I am openning a shop. What equipment should I sell


Planning on opening a retail "store front" what equipment should I carry?? Should I sell at price points or sell what sounds good? How important is base response in speakers. What is the right approach??
sounds_real_audio
Abucktwoeighty

You are so right. Just sell stuff you have never heard. The reviews say it is good so it must be.
Seriously I think a lot of these on line retailers must do that.

Goldeneraguy

Thank god for food stamps.......people come to listen and I go out to their car and siphon gas....

Not much money but good people and lots of fun...
Post removed 
I grew up in Albany, NY. A ton of hifi shops have come and gone over the last 2 or 3 decades. Only one has stayed.

Hippo's does things unlike most hifi shops I've seen. They actually advertise in print, radio, and TV. They carry one or two big box brands to get the average Joe's attention, like Sony and JVC. They advertise that stuff at a few bucks less than the big box stores (a Best Buy is about 5 minutes down the road).

When the average Joe walks in, they have to walk past a few McIntosh, Rotel, and Cambridge systems to get to the Sony stuff in the back. No one walks by a Mac anything without noticing it.

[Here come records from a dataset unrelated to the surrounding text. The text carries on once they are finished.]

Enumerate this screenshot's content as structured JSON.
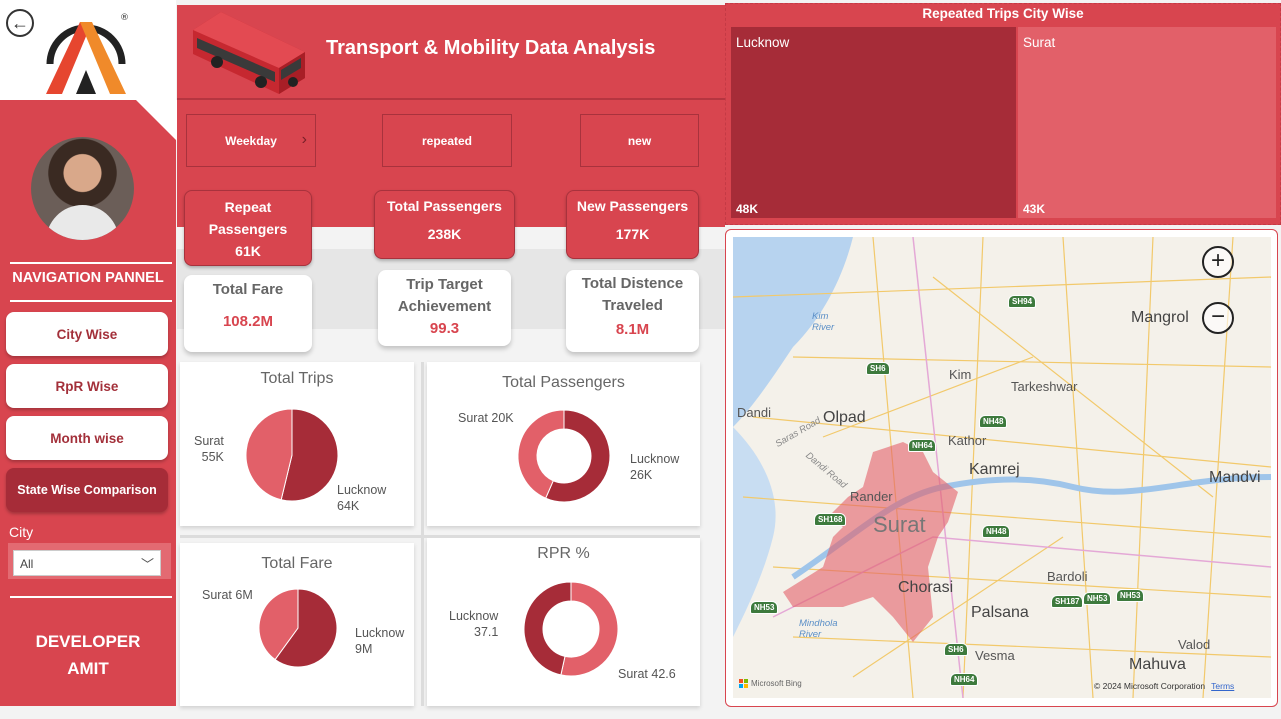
{
  "header": {
    "title": "Transport & Mobility Data Analysis",
    "filters": [
      "Weekday",
      "repeated",
      "new"
    ]
  },
  "sidebar": {
    "nav_title": "NAVIGATION PANNEL",
    "nav_items": [
      "City Wise",
      "RpR Wise",
      "Month wise",
      "State Wise Comparison"
    ],
    "city_label": "City",
    "city_value": "All",
    "developer_line1": "DEVELOPER",
    "developer_line2": "AMIT"
  },
  "kpis": {
    "repeat_passengers": {
      "label": "Repeat Passengers",
      "value": "61K"
    },
    "total_passengers": {
      "label": "Total Passengers",
      "value": "238K"
    },
    "new_passengers": {
      "label": "New Passengers",
      "value": "177K"
    },
    "total_fare": {
      "label": "Total Fare",
      "value": "108.2M"
    },
    "trip_target": {
      "label": "Trip Target Achievement",
      "value": "99.3"
    },
    "total_distance": {
      "label": "Total Distence Traveled",
      "value": "8.1M"
    }
  },
  "chart_data": [
    {
      "type": "pie",
      "title": "Total Trips",
      "categories": [
        "Lucknow",
        "Surat"
      ],
      "values": [
        64,
        55
      ],
      "data_labels": {
        "Lucknow": "64K",
        "Surat": "55K"
      },
      "colors": {
        "Lucknow": "#a62c38",
        "Surat": "#e26069"
      }
    },
    {
      "type": "pie",
      "title": "Total Passengers",
      "donut": true,
      "categories": [
        "Lucknow",
        "Surat"
      ],
      "values": [
        26,
        20
      ],
      "data_labels": {
        "Lucknow": "26K",
        "Surat": "20K"
      },
      "colors": {
        "Lucknow": "#a62c38",
        "Surat": "#e26069"
      }
    },
    {
      "type": "pie",
      "title": "Total Fare",
      "categories": [
        "Lucknow",
        "Surat"
      ],
      "values": [
        9,
        6
      ],
      "data_labels": {
        "Lucknow": "9M",
        "Surat": "6M"
      },
      "colors": {
        "Lucknow": "#a62c38",
        "Surat": "#e26069"
      }
    },
    {
      "type": "pie",
      "title": "RPR %",
      "donut": true,
      "categories": [
        "Surat",
        "Lucknow"
      ],
      "values": [
        42.6,
        37.1
      ],
      "data_labels": {
        "Surat": "42.6",
        "Lucknow": "37.1"
      },
      "colors": {
        "Surat": "#e26069",
        "Lucknow": "#a62c38"
      }
    },
    {
      "type": "heatmap",
      "title": "Repeated Trips City Wise",
      "chart_kind": "treemap",
      "categories": [
        "Lucknow",
        "Surat"
      ],
      "values": [
        48,
        43
      ],
      "data_labels": {
        "Lucknow": "48K",
        "Surat": "43K"
      },
      "colors": {
        "Lucknow": "#a62c38",
        "Surat": "#e26069"
      }
    }
  ],
  "map": {
    "labels": [
      "Mangrol",
      "Kim",
      "Tarkeshwar",
      "Dandi",
      "Olpad",
      "Kathor",
      "Kamrej",
      "Mandvi",
      "Rander",
      "Surat",
      "Chorasi",
      "Bardoli",
      "Palsana",
      "Valod",
      "Vesma",
      "Mahuva"
    ],
    "rivers": [
      "Kim River",
      "Mindhola River"
    ],
    "roads": [
      "Saras Road",
      "Dandi Road"
    ],
    "highways": [
      "SH94",
      "SH6",
      "NH48",
      "NH64",
      "NH48",
      "SH168",
      "NH53",
      "SH187",
      "NH53",
      "NH53",
      "SH6",
      "NH64"
    ],
    "attribution": "© 2024 Microsoft Corporation",
    "terms": "Terms",
    "provider": "Microsoft Bing"
  },
  "colors": {
    "accent": "#d8454f",
    "dark_accent": "#a62c38",
    "light_accent": "#e26069"
  }
}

They don't bait and switch. They audition stuff like KEF and B&W against near equally priced Sony stuff. They show what a few more bucks will get, and what a few bucks less will get.

They do a lot of HT and stereo sales. They also do a ton of custom home and business installs. And they've embraced the iPod and DACs, rather than fight them.

They have a very knowledgable, non-snob, non-teenaged staff.

These things sound like common sense, yet how many dealers have actually done anything resembling this?
It would seem that there are very few bricks and mortar shops making money on (new) retail high end audio. As several have noted, custom HT installations are now the bread and butter for these businesses. I've been an investment baker advising businesses for most of my career and my advice in this instance would be:

"Proceed with extreme caution." Beyond that, just 2 specific thoughts.

Most small businesses do not fail because they are inherently unsustainable. Rather, they simply run out of money. Make sure that you are adequately capitalized before you jump in.

Keep your overhead under control! This would probably be the first priority, since you face an uncertain cash flow stream. Any meaningful nut could sink you.

Good Luck.

Marty
The fact that Jim is still here, coming from an economy that was booming, to one that went totally bust, says that he is doing something right.

5 years on- 90% of all businesses fail in that time- this is not luck. Congratulations!